Our first contestant is a surf duo. Who do we have here?

Rascal and Mr. DogWhoLooksLikeAPedophile. Ah, these two are unstoppable.

Look how Rascal just stands there with his mouth closed like he's dreaming of bigger and better swells. And then you got Mr. DogWhoLooksLikeAPedophile over there thinking about all the lil' girls building sand castles on the beach.

I have never met a human I trusted wearing a bandanna and sunglasses. So I'm not about to make an exception for a dog.

Chance of winning this contest: Zero.

STILL NOT HUMAN.




Hands Cat learns to open door


Hey lets look at this cat that managed to open a door. 2 year olds are impressed.

STILL NOT HUMAN.

Dumb Kittie Cereal Goes In There



Mitch watches his owner eat cereal everyday but hasn't mastered it himself. Keep on trying---until then Mitch.

STILL NOT HUMAN.

Thursday, July 16, 2009

When Harry Met Pepper.


When Harry met Pepper he was confused. Pepper sounds like a chick's name. Now after months of "scared black-n-white" training Harry is ready to start his new life. Harry doesn't think about Pepper, much.

I'm glad this doesn't happen to Humans.

STILL NOT HUMAN.

Lies on resume.
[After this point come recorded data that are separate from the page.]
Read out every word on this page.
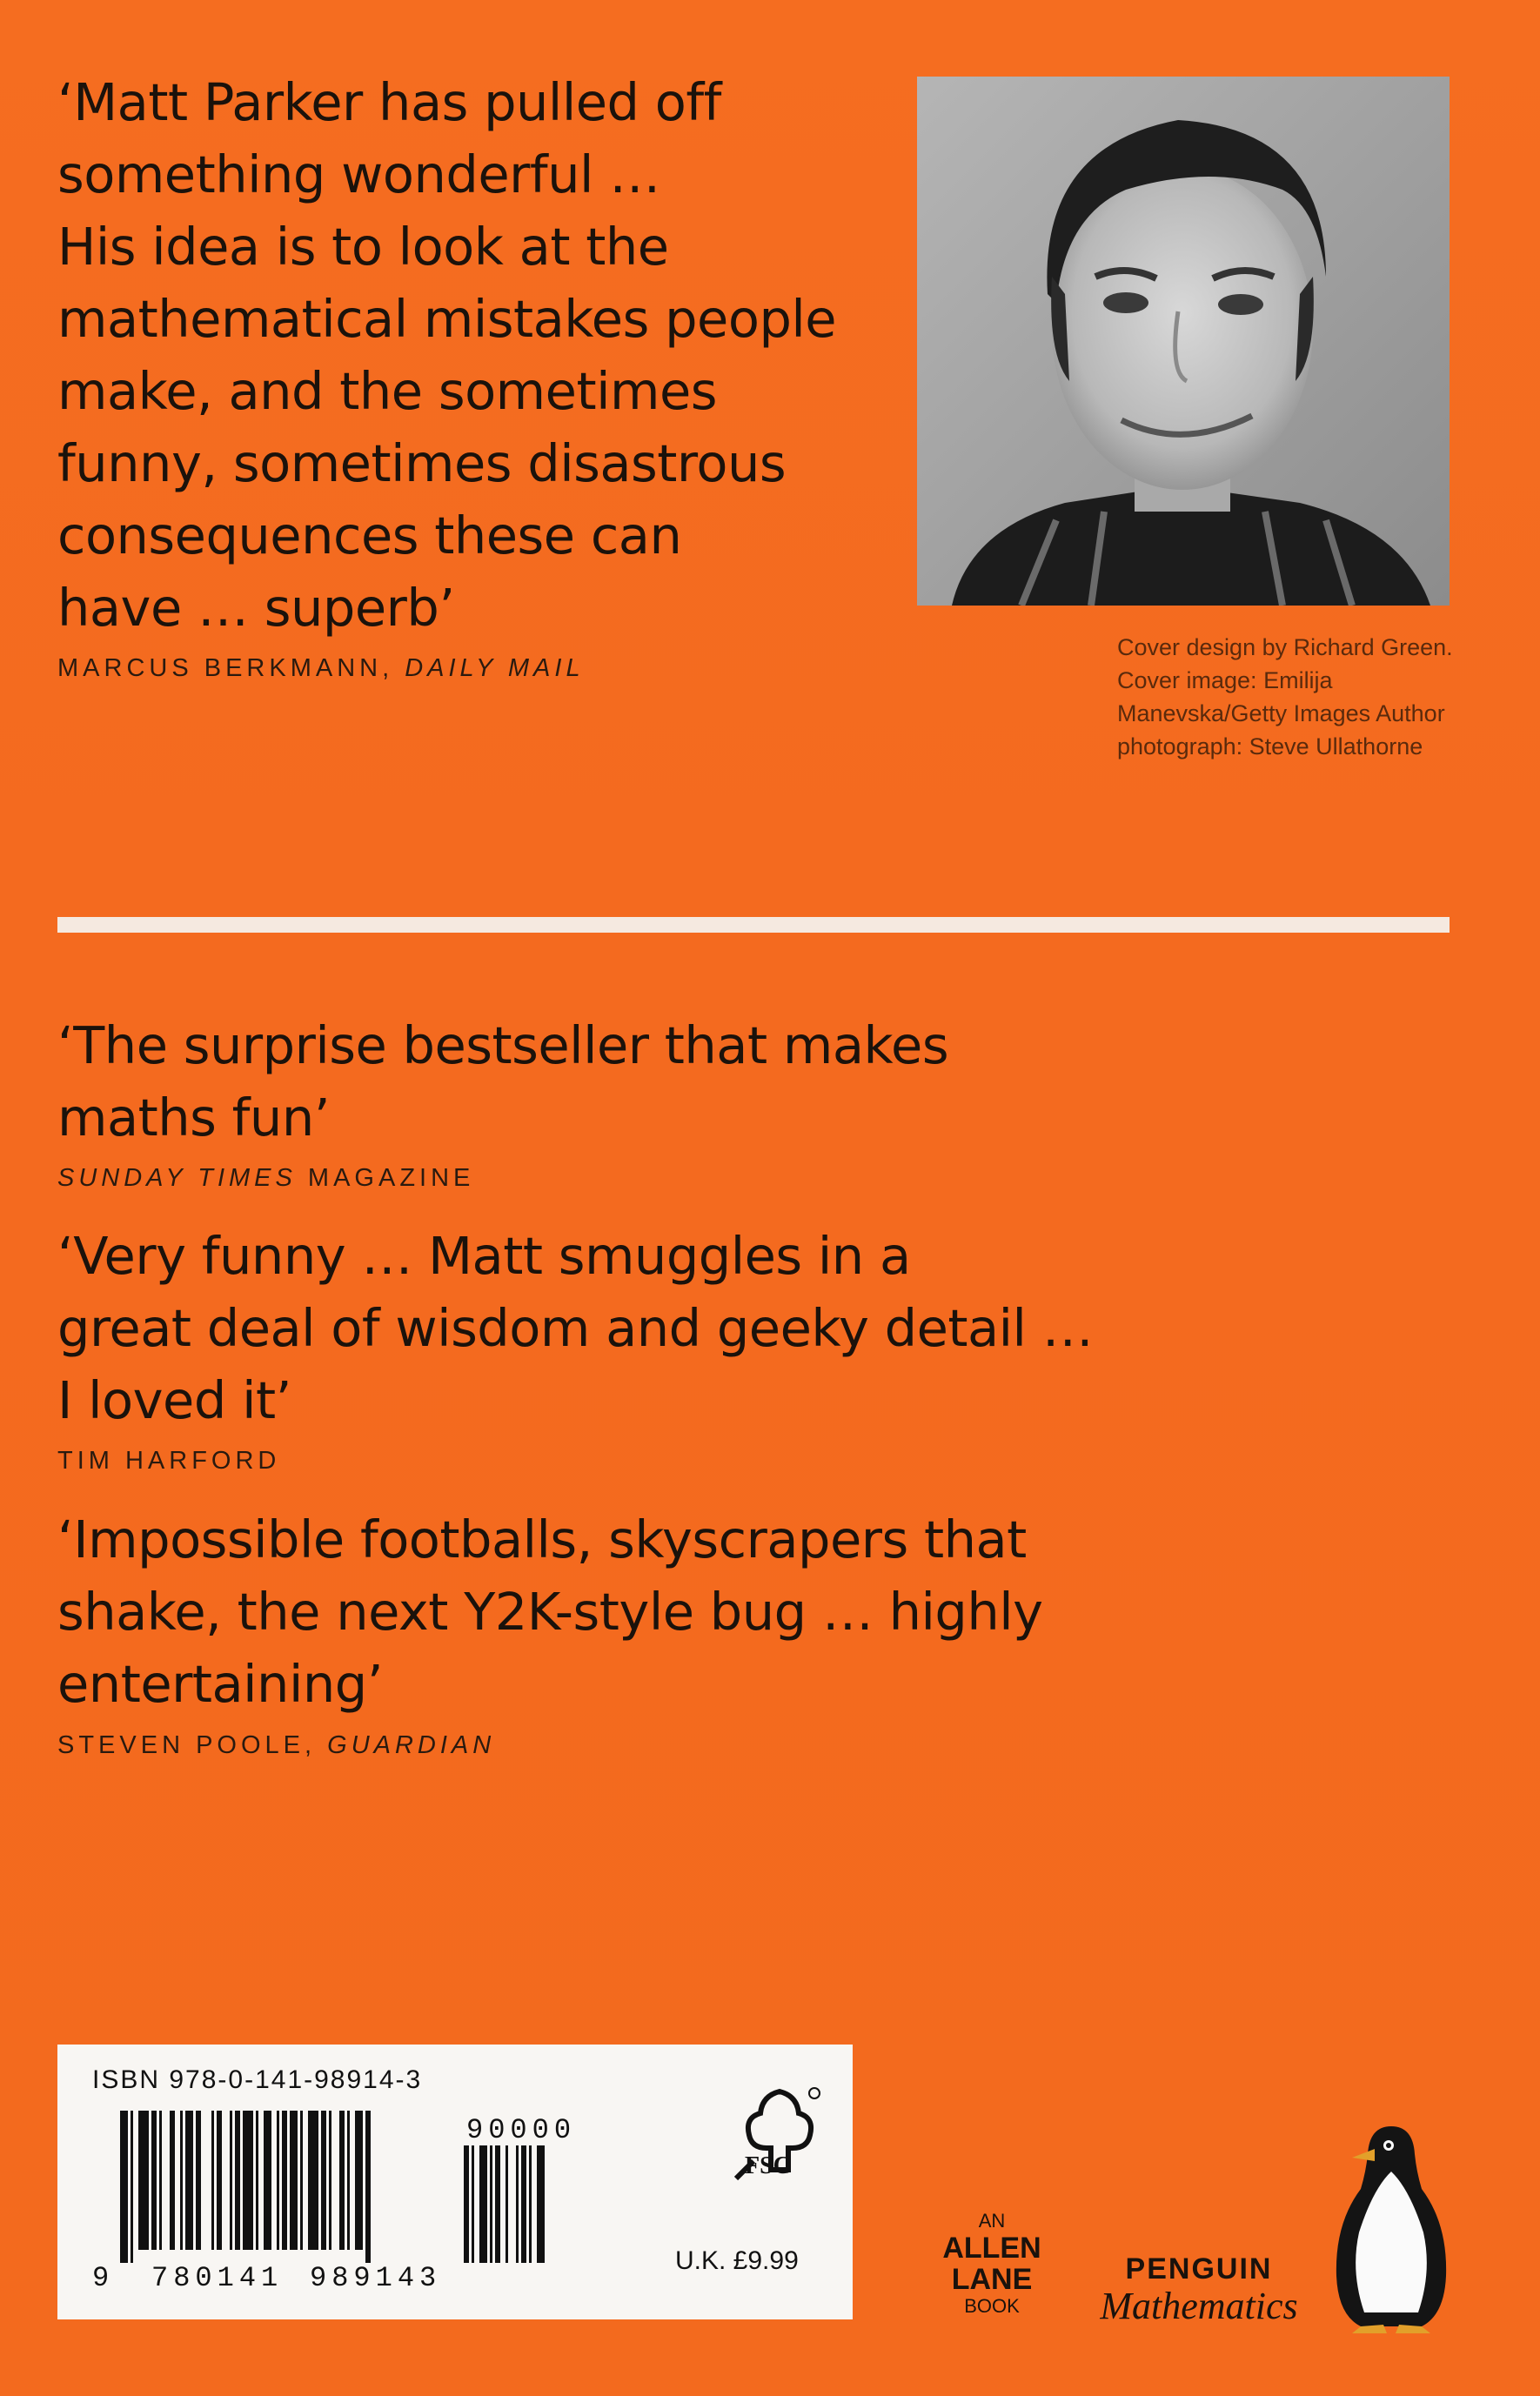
‘Matt Parker has pulled off
something wonderful …
His idea is to look at the
mathematical mistakes people
make, and the sometimes
funny, sometimes disastrous
consequences these can
have … superb’

MARCUS BERKMANN, DAILY MAIL

Cover design by Richard Green. Cover image: Emilija Manevska/Getty Images Author photograph: Steve Ullathorne

‘The surprise bestseller that makes
maths fun’

SUNDAY TIMES MAGAZINE

‘Very funny … Matt smuggles in a
great deal of wisdom and geeky detail …
I loved it’

TIM HARFORD

‘Impossible footballs, skyscrapers that
shake, the next Y2K-style bug … highly
entertaining’

STEVEN POOLE, GUARDIAN

ISBN 978-0-141-98914-3
9 780141 989143
90000
FSC
U.K. £9.99
AN
ALLEN
LANE
BOOK
PENGUIN
Mathematics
Typical.


Tabitha promised she would work hard. Ten minutes after her promise the boss caught her taking a snooze. Sorry Tabitha, you just don't have the stamina it takes to be a human.

STILL NOT HUMAN.

Dumb Cat Too Lazy To Breed

Dumb cat too lazy to breed


Just proves my point.

Kangeroo is a jerk. But not human.



After watching too much "Denise Richards Colon It's Complicated" this Kangaroo decides to become a diva. Sorry Kangaroo you're not a diva. Just hop over there and lick your hands because you haven't mastered air conditioning.
STILL NOT HUMAN.

Snout face sleeps with human. Still not Human.


Our friend Lil' Rube sent this in. He hopes we would claim his bed mate is a human. Lil' Rube desperately needs human contact, so much so, he'll even bed with this snout face. Look at this snout face. He's pretending like he could hold his little paws any other way. I'm not impressed with this snout face.

STILL NOT HUMAN.

Random coloring makes dog look human!


Hey this dog looks upset. I bet he's upset that you didn't give him his favorite kibble. Or maybe he's upset because you cleaned out the cat box and he didn't get any of Mr. Nibbles delectable Nibbles. Or maybe, just maybe, his coloring is random and he's busy thinking about nothing. Yep! He's thinking about nothing because he's a dummy.

Still Not Human.

This is what happens when you wear no pants.

These puppies tried to be helpful around their owners house. Now look at them. Good luck learning to do a load of whites.